Blade rips tender cut

07 January 2010 - 02:00
By Vusi Ndlovu

SACP general secretary Blade Nzimande says the identities of companies tendering for contracts should be made public to monitor those politicians who enrich themselves using state funds.

SACP general secretary Blade Nzimande says the identities of companies tendering for contracts should be made public to monitor those politicians who enrich themselves using state funds.

Nzimande told guests at the 15th commemoration of former SACP leader Joe Slovo's death yesterday at Avalon Cemetery, Soweto, that "tenderpreneurs" should be known to the public.

"The companies and people applying for tenders must be made public so that members of the public will have an opportunity to comment.

"They must know the tenderpreneurs."

In his attack on a "new class of bourgeoisie" within government, Nzimande made it clear at the SACP's first gathering of the year that he was continuing a war of words that left some in the tripartite alliance bruised at the end of last year.

The ANC was not represented at the event.
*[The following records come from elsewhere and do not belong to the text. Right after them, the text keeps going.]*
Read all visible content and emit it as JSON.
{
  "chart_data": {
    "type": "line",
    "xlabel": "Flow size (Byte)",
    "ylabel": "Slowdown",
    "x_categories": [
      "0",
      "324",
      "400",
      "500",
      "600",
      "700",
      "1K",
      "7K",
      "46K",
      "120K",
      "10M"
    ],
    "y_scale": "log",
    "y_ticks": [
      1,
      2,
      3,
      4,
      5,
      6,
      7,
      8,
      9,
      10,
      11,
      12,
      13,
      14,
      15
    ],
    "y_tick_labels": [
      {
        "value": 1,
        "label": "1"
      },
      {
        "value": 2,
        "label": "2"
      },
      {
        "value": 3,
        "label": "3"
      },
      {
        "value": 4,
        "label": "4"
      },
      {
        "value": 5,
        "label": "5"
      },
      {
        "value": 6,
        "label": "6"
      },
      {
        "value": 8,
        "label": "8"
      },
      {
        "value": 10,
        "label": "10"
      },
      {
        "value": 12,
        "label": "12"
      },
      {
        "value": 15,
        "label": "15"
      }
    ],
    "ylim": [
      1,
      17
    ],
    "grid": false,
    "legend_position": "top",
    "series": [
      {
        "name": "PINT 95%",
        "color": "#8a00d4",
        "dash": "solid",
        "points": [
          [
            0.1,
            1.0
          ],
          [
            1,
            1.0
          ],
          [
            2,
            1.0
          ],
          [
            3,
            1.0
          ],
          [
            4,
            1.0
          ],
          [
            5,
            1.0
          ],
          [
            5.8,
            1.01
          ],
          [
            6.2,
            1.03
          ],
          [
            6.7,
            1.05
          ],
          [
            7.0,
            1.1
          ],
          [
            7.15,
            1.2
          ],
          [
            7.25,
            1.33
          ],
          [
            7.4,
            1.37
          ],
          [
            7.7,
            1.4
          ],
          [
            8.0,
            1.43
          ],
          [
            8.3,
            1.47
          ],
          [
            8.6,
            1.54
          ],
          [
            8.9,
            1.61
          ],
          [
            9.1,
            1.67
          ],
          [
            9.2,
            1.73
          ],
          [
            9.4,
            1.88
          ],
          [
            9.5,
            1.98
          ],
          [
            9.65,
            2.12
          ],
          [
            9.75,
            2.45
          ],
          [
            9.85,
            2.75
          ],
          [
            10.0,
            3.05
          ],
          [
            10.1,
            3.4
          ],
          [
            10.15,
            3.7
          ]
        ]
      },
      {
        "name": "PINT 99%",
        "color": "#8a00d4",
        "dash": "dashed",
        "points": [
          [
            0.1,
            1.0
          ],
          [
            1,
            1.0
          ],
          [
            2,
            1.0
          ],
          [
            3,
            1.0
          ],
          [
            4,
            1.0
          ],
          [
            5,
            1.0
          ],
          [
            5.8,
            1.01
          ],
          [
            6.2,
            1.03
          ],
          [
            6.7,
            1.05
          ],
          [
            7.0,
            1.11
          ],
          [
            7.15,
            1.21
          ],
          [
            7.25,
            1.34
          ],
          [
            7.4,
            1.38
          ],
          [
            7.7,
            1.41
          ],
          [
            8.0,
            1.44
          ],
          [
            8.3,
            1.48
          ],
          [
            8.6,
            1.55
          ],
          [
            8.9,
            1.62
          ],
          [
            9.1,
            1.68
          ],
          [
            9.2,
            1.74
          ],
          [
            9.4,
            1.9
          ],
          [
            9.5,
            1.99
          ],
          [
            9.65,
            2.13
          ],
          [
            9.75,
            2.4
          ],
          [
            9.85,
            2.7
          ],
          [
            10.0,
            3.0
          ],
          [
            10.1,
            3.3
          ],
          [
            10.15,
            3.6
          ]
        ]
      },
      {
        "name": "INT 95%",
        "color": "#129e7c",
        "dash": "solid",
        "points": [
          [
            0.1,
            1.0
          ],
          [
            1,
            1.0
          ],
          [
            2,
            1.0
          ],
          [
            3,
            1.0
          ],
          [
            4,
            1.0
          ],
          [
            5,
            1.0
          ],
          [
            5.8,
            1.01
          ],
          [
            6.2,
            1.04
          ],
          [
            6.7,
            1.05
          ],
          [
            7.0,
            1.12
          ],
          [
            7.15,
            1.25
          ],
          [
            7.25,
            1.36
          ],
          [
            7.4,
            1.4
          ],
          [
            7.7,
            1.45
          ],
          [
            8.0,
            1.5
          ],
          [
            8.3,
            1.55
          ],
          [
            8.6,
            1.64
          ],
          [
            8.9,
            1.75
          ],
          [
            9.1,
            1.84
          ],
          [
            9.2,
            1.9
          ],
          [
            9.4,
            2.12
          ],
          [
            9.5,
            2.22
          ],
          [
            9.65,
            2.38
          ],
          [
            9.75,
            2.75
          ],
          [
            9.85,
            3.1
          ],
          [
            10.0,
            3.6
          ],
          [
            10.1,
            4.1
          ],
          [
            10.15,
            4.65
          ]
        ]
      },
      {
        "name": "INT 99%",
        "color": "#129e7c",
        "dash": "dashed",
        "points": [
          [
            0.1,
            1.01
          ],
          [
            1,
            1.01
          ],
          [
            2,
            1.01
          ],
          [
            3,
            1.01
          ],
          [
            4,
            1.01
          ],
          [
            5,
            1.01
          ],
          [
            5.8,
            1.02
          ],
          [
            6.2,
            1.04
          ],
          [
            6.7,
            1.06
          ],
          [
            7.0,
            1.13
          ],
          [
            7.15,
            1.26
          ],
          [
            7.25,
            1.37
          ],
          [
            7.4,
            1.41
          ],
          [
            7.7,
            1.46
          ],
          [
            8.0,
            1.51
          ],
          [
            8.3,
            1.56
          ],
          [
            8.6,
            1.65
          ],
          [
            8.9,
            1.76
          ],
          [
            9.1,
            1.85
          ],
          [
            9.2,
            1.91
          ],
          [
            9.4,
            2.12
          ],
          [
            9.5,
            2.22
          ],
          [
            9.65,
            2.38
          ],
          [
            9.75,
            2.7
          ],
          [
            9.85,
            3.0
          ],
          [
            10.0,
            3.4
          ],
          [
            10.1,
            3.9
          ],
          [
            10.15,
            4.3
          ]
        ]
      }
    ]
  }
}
Nzimande warned that the new class of bourgeoisie, which he said had manifested itself in the form of black economic empowerment, was a threat to democracy.

He then urged party members to go out in big numbers to help grow the organisation to fight other threats - such as the mushrooming malls in the townships.

"I have heard people singing SACP songs at Nafcoc meetings. These are people who have been retrenched and have opened spaza shops and taverns. They cannot survive because malls are taking their business."

Turning to Slovo, Nzimande said the former leader would have been proud of the SACP's Red October campaign which had raised the organisation's membership to almost 100000.

Nzimande said the party's target was to have 500000 members in five years.

Slovo's widow, Helena Dolny, said he would have been disappointed by current media reports of politicians misusing public money for their own personal gain.

Joe Slovo became democratic South Africa's first minister of housing in 1994.